Bentuk balas budi itu ia tunjukkan dengan tetap menemani Freen untuk pindah ke Bangkok setelah kasus pembunuhan terhadap pelaku penyanderaan dan warga sipil yang sudah ia lakukan selesai diurus. Meskipun itu berarti ia juga harus memindahkan wilayah kerjanya dari Chiang Mai ke Bangkok dan memulai semuanya dari awal lagi, tetapi demi membalas budi pada Freen dan keluarganya, ia rela melakukan semuanya.

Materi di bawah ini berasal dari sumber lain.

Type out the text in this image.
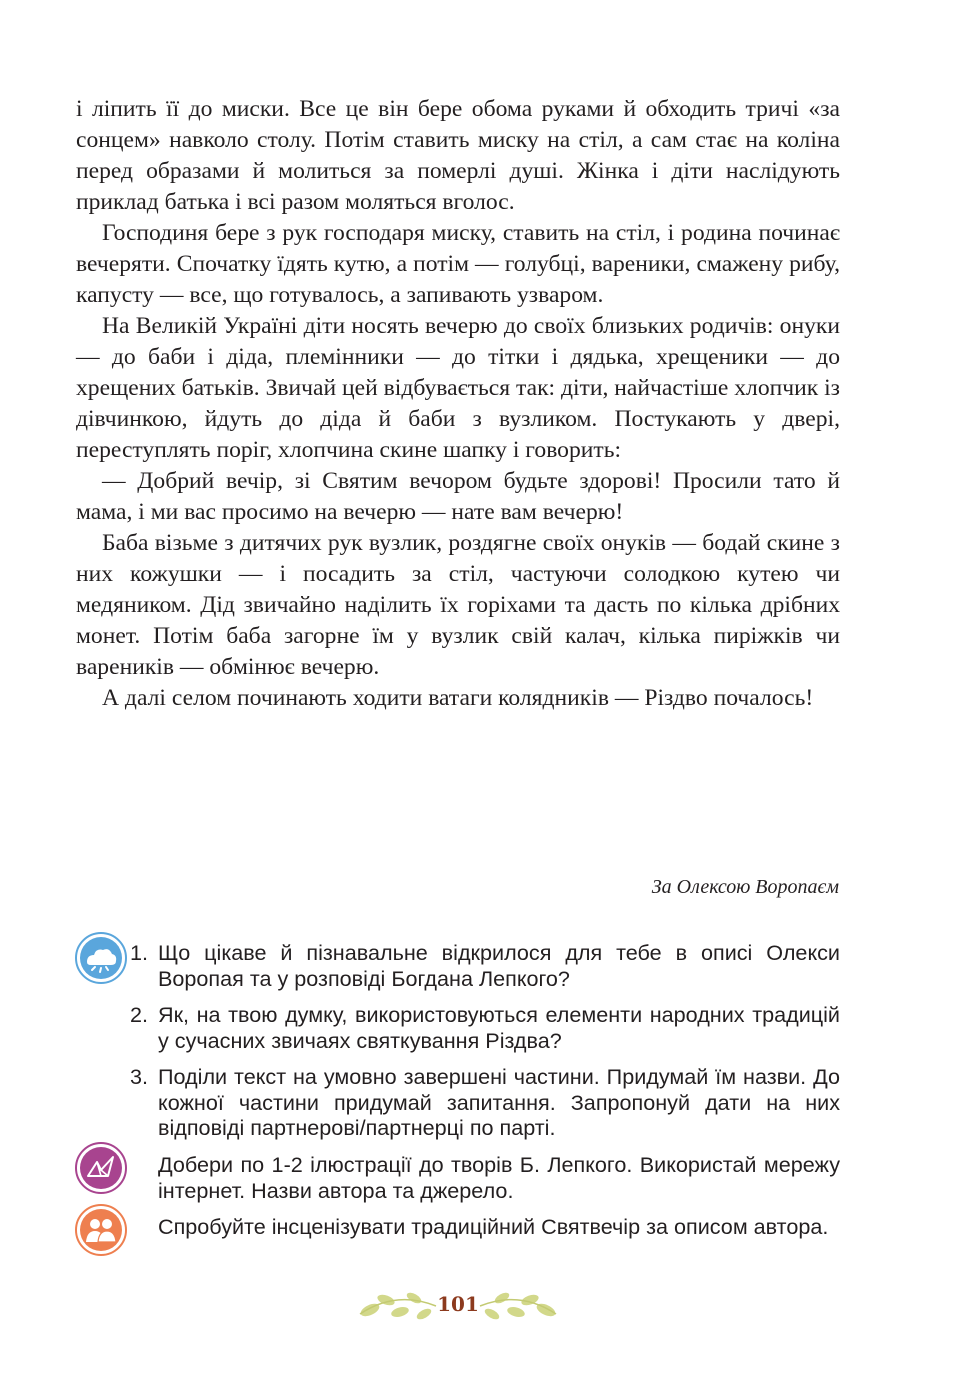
і ліпить її до миски. Все це він бере обома руками й обходить тричі «за сонцем» навколо столу. Потім ставить миску на стіл, а сам стає на коліна перед образами й молиться за померлі душі. Жінка і діти наслідують приклад батька і всі разом моляться вголос.

Господиня бере з рук господаря миску, ставить на стіл, і родина починає вечеряти. Спочатку їдять кутю, а потім — голубці, вареники, смажену рибу, капусту — все, що готувалось, а запивають узваром.

На Великій Україні діти носять вечерю до своїх близьких родичів: онуки — до баби і діда, племінники — до тітки і дядька, хрещеники — до хрещених батьків. Звичай цей відбувається так: діти, найчастіше хлопчик із дівчинкою, йдуть до діда й баби з вузликом. Постукають у двері, переступлять поріг, хлопчина скине шапку і говорить:

— Добрий вечір, зі Святим вечором будьте здорові! Просили тато й мама, і ми вас просимо на вечерю — нате вам вечерю!

Баба візьме з дитячих рук вузлик, роздягне своїх онуків — бодай скине з них кожушки — і посадить за стіл, частуючи солодкою кутею чи медяником. Дід звичайно наділить їх горіхами та дасть по кілька дрібних монет. Потім баба загорне їм у вузлик свій калач, кілька пиріжків чи вареників — обмінює вечерю.

А далі селом починають ходити ватаги колядників — Різдво почалось!

За Олексою Воропаєм
1. Що цікаве й пізнавальне відкрилося для тебе в описі Олекси Воропая та у розповіді Богдана Лепкого?
2. Як, на твою думку, використовуються елементи народних традицій у сучасних звичаях святкування Різдва?
3. Поділи текст на умовно завершені частини. Придумай їм назви. До кожної частини придумай запитання. Запропонуй дати на них відповіді партнерові/партнерці по парті.
Добери по 1-2 ілюстрації до творів Б. Лепкого. Використай мережу інтернет. Назви автора та джерело.
Спробуйте інсценізувати традиційний Святвечір за описом автора.
101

Bentuk balas budi itu ia tunjukkan pula dengan tetap menutup rapat mata dan mulutnya ketika Freen membawanya ke ruangan khusus yang ada di unit apartemen pribadinya untuk menunjukkan semua koleksi yang ia dapatkan selama beberapa tahun ke belakang. Itu adalah foto-foto acak dari seorang laki-laki, sebuah foto anggota keluarga lengkap, dan foto seorang wanita bule dengan seragam dinas polisi lengkap—pada setiap foto, terdapat sebuah tulisan ARMSTRONG yang ditulis dengan menggunakan spidol merah.

Tak hanya itu, Mind kembali dibuat terkejut dengan pengakuan Freen yang ia lakukan dengan wajah tak bersalah dan mengatakan bahwa insiden penembakan itu tak hanya sengaja ia lakukan agar ia bisa mendapatkan surat pemindahan tugas lebih cepat, tetapi juga ia lakukan untuk kesenangannya sendiri.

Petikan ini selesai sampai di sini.